If you've encountered Dayna and waded through her original epistle (six or seven pages down the line here), I'm her older sister who took her to Las Vegas in August, 2005.
I was once thin, and only once. I was 17. That was the last time I was in a single digit size. In addition to a true obsession with sugar (over which I thought I had triumphed at 17 -- hah!), I discovered emotional eating in my senior year of high school. (Prior to 17, I think I was 6 years old the last time I was in a single digit anything that didn't go exclusively on my foot or finger.)
I am from a family with many large people and many thin people who don't understand why we large ones don't just do something about being large. And I married into a family of larger people. I was about 275 and my husband was well over 400 at the time of our marriage in 1998.
I've dabbled in a lot of diets and exercise programs, some with my husband, some on my own (and many prior to meeting him since I was 33 when we wed). My main frustration is that I seem to be able to lose only about half a pound a week. I did Weight Watchers (4 different times over the years) averaging half a pound a week for a total of 12 pounds for almost 30 weeks' worth of striving during the last venture. In that amount of time, based on the "average" 1-2 lbs a week, I was expecting to lose 50 or at least 25. When I started the last time, I justified that I just wasn't committed enough the previous times. So, I was absolutely rigid about the whole thing, but the return for the output was too discouraging. I've tried Atkins, the Rotation Diet, Sugerbusters, another shake-based program, and on it goes.
At one point, I decided that the problem was exercise. I've since belonged to 3 gyms and worked with 2 personal trainers. In the Spring of 2002, I was working with yet another personal trainer on serious walking. I had mastered the 5K and 10K, and was training for a half-marathon (13ish miles -- as a walker at my pace, that's about 4 hours of striding). I still had only lost about 15 lbs, and note the "was." Just before the half-marathon, I joyously discovered that I was pregnant (after being told it wouldn't happen). We lost her to an infection during the 17th week of pregnancy. Talk about emotional eating! I didn't even notice, but suddenly, I was looking at 309 lbs and all my 3X things were unseemingly tight.
My husband had gastric bypass surgery in November of 2003. I joined him in his initial show-of-faith weight loss and dropped almost 50 lbs. Additionally, for the first time in my life I had gotten off ALL sugar and lost the obsession!!! But my focus wasn't on my goals, it was on supporting my husband. I hadn't internalized my success as for myself. So, I didn't protect it like I should have.

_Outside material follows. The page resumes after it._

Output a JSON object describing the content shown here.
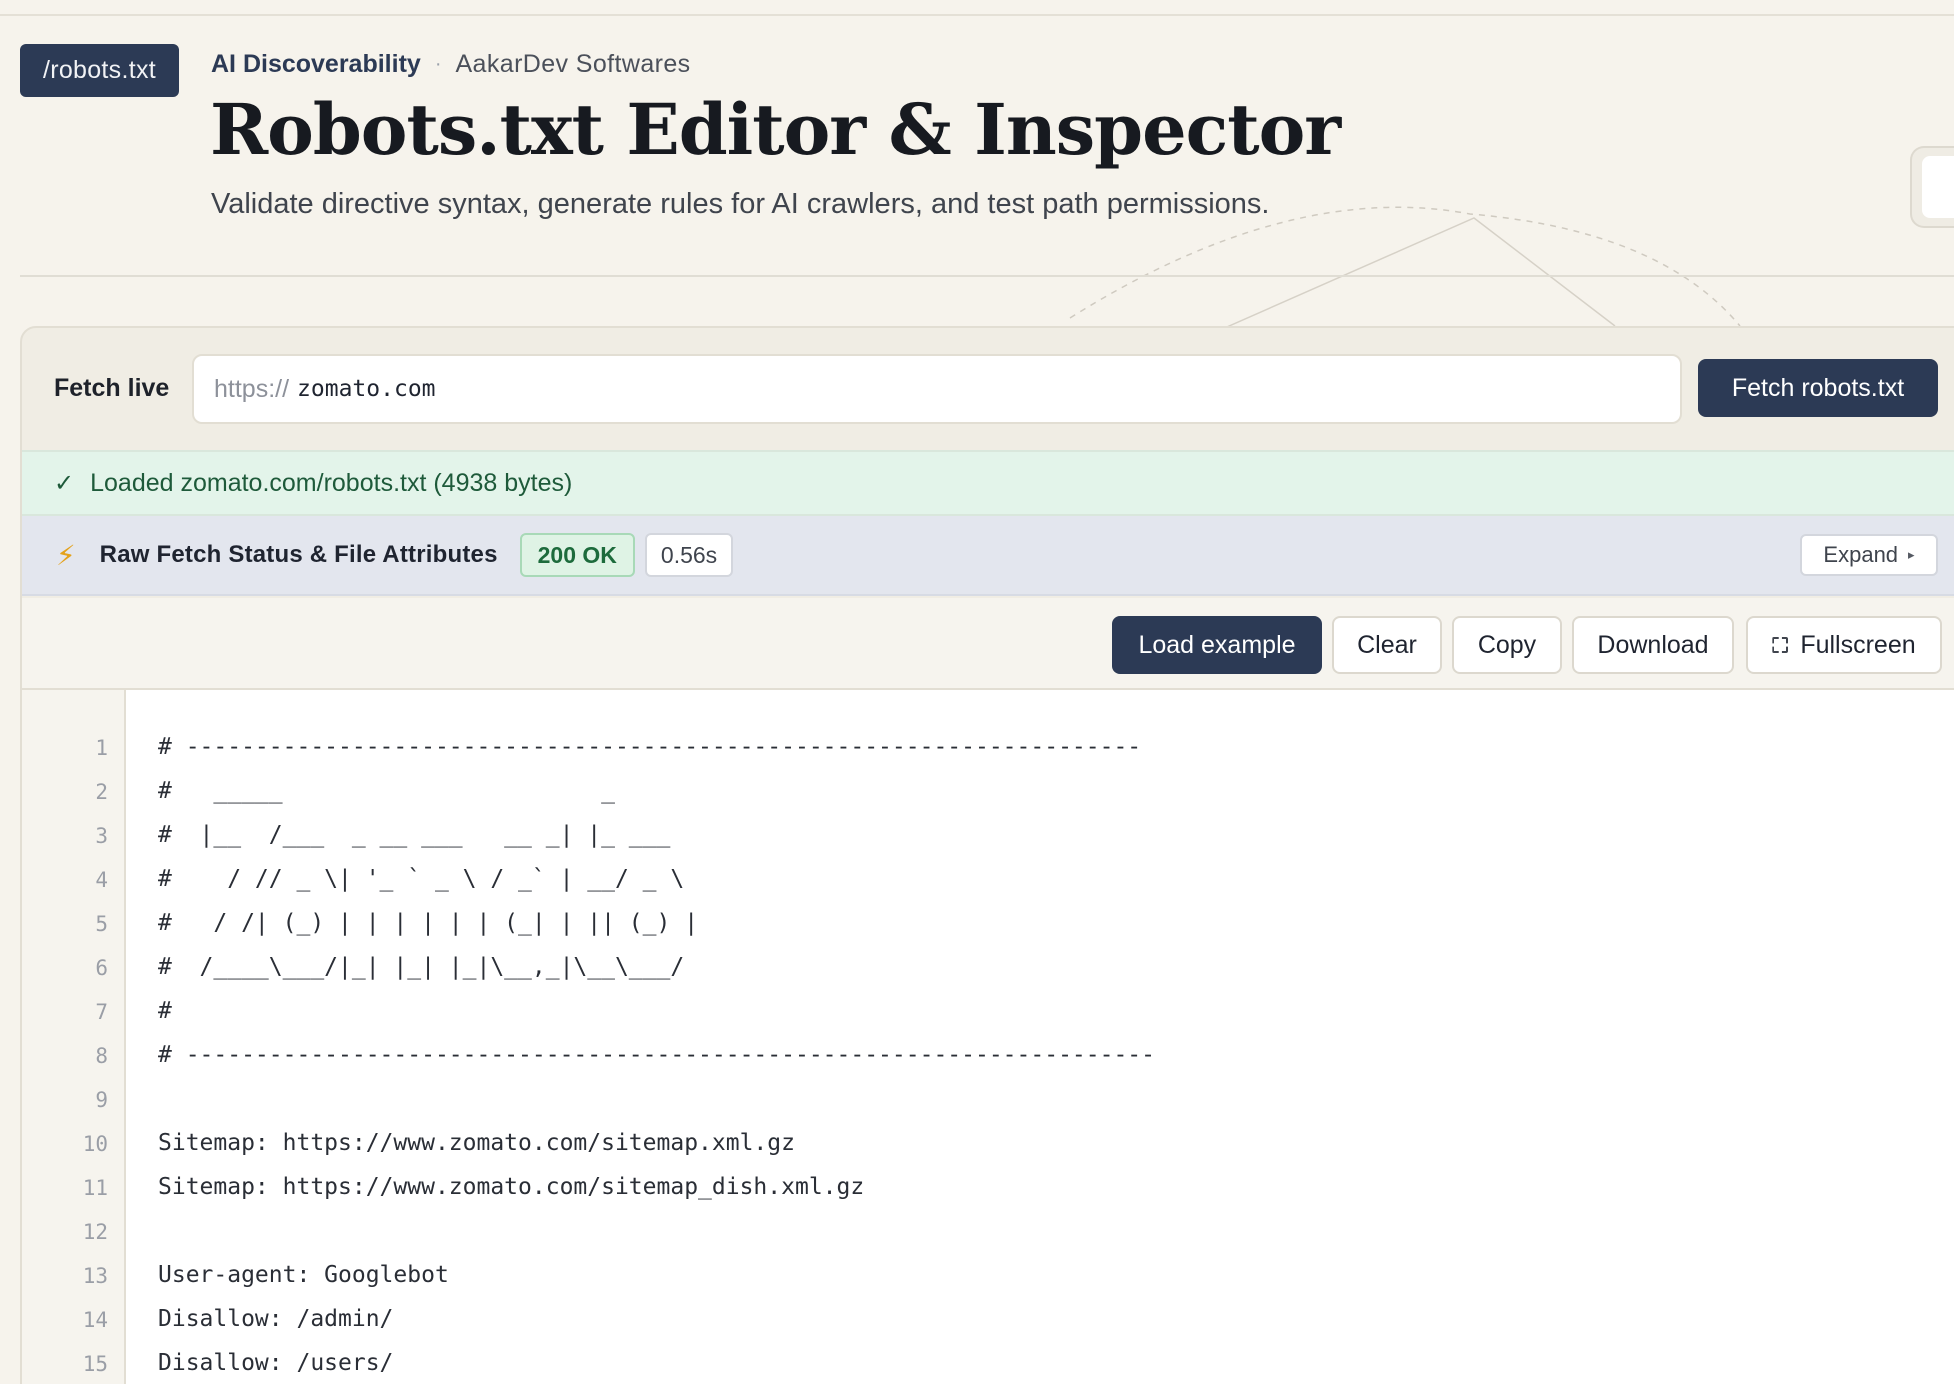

Surgery isn't for me. Even in the support sessions with my husband, the key is doing the head work -- getting beyond using food to comfort, befriend, entertain and truly using it to fuel.
I'm looking forward to being inspired and rewarded. I'm looking forward to having my self-image and my mirror image match a little more closely. I'm looking forward to being able to keep up with my husband! (I keep telling him I'm going to make him carry a 100-lb pack so he doesn't leave me behind when we walk.)
And I already have a support team! In addition to all of you, my sister is now an advisor, my mom wants to commit to this, and my husband, while not doing the supplements (he's back on his own program), are all in this together.
I'll now return the microphone to the DJ and slink off the stage. Thanks for wading through all of this. I look forward to trading support, encouragement and inspiration with all of you.